The role of artificial intelligence (AI) has the potential to be “transformative” in medicine, including in vascular surgery. This is according to Alan Karthikesalingam, the UK Research Lead at Google Health (London, UK) and a vascular surgery lecturer, who spoke on the topic at this year’s British Society of Endovascular Therapy (BSET) Annual Meeting (24 June, online). The presenter noted in particular that developments in three-dimensional (3D) positioning and navigation is an “exciting” area in the field of vascular surgery, but stressed that “high-quality, prospective, randomised evidence” is required to prove clinical- and cost-effectiveness.
Karthikesalingam first gave an overview of deep learning, which he described as the field of AI that has seen “the most impressive progress relating to medicine in recent years”. He noted that deep learning is something most people use every day, with it being involved in how a person’s phone can help find users themselves, or their pets in their photos, or offers autocomplete suggestions in email programmes.
“Most computer programmes are limited by the instructions they are provided”, Karthikesalingam stated, noting the difference with deep learning is that it is comprises mathematical functions that learn from examples.
Karthikesalingam spoke specifically about the field of supervised learning and, in particular, computer vision applications. One of the “most famous” applications of supervised learning, he noted, is object recognition in computer vision, whereby scientists train a deep neural network to be able to classify the presence of an object in an image, for example detecting the presence of a cat or dog in a photograph. “Over hundreds of thousands, maybe even millions of examples,” the presenter detailed, “these networks become really good at the task, to the point where they can classify even really ambiguous images correctly, sometimes even to the levels of humans”.
Medical applications of AI
Addressing BSET viewers, the presenter detailed some work Google has carried out into the application of supervised learning in computed tomography (CT) scans, training the technology to learn to identify cancerous nodules in screening for lung cancer.
He also stressed that deep learning can help medical professionals to understand “something a bit more nuanced” about an image rather than simply either the presence or absence of a particular disease. “We might want to define, for example, the boundaries of a tissue, either normal anatomy or a pathology”, he said, noting a specific application in this case as endovascular aneurysm repair (EVAR) planning.
The ability of this technology to identify new biomarkers and new signals is another application, Karthikesalingam added. He explained, for example, that these systems could be used to identify markers of disease progression, to help predict response to therapy, or to identify novel predictors of disease.
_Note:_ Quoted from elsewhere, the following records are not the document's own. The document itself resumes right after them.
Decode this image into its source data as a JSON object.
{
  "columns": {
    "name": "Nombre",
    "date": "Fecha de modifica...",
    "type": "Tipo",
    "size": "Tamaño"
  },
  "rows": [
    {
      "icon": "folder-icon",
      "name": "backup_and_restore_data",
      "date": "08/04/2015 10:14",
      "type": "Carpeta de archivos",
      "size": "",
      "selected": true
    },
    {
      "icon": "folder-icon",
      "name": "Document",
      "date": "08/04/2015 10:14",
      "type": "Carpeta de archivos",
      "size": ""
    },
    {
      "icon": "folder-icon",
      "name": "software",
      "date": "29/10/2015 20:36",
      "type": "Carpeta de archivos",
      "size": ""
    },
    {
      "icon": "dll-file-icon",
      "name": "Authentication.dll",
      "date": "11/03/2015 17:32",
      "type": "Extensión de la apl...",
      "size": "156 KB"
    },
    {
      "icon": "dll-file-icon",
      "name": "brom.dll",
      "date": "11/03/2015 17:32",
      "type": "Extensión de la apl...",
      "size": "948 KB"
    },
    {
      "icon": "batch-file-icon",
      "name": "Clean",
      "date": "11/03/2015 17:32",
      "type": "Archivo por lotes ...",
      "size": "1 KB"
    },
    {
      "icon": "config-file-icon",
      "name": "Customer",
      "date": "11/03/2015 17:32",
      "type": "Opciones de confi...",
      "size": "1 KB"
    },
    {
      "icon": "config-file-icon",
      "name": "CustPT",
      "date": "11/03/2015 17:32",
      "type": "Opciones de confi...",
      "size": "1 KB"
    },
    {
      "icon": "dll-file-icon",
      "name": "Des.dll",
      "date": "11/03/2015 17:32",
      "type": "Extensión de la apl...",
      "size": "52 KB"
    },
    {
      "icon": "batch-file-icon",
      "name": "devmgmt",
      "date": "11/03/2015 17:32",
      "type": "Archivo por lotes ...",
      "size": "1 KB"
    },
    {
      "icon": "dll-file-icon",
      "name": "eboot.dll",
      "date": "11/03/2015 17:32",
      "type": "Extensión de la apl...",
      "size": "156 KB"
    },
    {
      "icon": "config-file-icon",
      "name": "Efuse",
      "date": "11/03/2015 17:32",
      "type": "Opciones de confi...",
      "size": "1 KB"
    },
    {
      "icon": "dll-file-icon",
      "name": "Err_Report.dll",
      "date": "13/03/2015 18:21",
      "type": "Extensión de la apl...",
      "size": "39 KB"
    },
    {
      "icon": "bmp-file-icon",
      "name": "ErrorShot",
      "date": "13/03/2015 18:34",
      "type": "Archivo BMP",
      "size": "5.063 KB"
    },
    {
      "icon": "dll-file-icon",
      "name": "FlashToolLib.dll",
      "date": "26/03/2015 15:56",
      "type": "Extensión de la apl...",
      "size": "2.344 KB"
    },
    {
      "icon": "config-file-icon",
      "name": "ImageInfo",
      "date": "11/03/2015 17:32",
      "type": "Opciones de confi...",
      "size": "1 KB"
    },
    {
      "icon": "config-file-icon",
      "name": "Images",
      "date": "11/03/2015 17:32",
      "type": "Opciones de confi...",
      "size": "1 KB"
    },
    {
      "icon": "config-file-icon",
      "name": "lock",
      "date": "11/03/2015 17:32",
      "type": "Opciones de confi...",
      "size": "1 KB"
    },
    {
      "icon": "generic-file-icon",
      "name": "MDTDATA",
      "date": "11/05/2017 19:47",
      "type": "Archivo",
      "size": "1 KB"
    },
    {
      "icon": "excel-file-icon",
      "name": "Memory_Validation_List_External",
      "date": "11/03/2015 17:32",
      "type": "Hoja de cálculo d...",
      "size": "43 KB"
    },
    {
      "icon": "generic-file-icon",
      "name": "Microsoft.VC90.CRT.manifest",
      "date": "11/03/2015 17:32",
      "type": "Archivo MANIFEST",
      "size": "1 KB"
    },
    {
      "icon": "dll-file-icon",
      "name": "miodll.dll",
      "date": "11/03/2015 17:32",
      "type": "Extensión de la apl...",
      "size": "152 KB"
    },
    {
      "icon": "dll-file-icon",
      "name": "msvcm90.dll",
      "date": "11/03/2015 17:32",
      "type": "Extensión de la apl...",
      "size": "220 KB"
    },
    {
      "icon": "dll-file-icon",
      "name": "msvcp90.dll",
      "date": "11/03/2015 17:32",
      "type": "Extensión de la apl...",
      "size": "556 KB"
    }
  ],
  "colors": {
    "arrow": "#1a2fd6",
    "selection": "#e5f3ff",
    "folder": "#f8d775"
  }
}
The presenter remarked that this technology “genuinely has the potential to help our patients” by improving the accuracy and availability of care and reducing unwarranted variation, particularly in the field of medical imaging.
Issues in translation
One of the key issues in the translation of this technology to clinical practice relates to the interaction of deep learning systems with clinicians, including how scientists design user interfaces and tools for clinicians so that these systems are accurate, well-calibrated, and easy to use. “This is an important area of research at the moment”, Karthikesalingam relayed.
The presenter also conveyed various “pitfalls” in how this kind of research can be carried out “meaningfully and properly”. He detailed that many of the routine datasets collected in clinical practice “can encode unspoken biases and representation issues in clinical practice today”, especially around treatment and equity of provision of care for underprivileged groups and minorities.
In addition, he noted “important” concerns around data quality, data security, privacy, consent, and confidentiality, as well as regulatory considerations.
High-quality data needed
Moderator Simon Neequaye (Liverpool University Hospitals NHS Foundation Trust, Liverpool, UK) was keen to know Karthikesalingam’s thoughts on the role of deep learning in 3D positioning and navigation with “systems like Cydar [Cydar Medical], FORS [Fiber Optic RealShape, Philips], and robotics”.
“This is an exciting area”, Karthikesalingam responded, noting that he suspects there will be an increase in the availability of such tools over the next five years. He stressed that “the proof will be whether those tools are actually useful in clinical practice”, concluding, however, that the technology is “highly promising” in this area. “If the trends that we see in screening and in diagnostic imaging carry on to interventional settings, it should really make a difference this decade”.
Closing his presentation, Karthikesalingam was keen to emphasise that whether these sorts of systems will translate into clinically- and cost-effective tools is going to necessitate “high-quality, prospective, randomised evidence in the years to come”.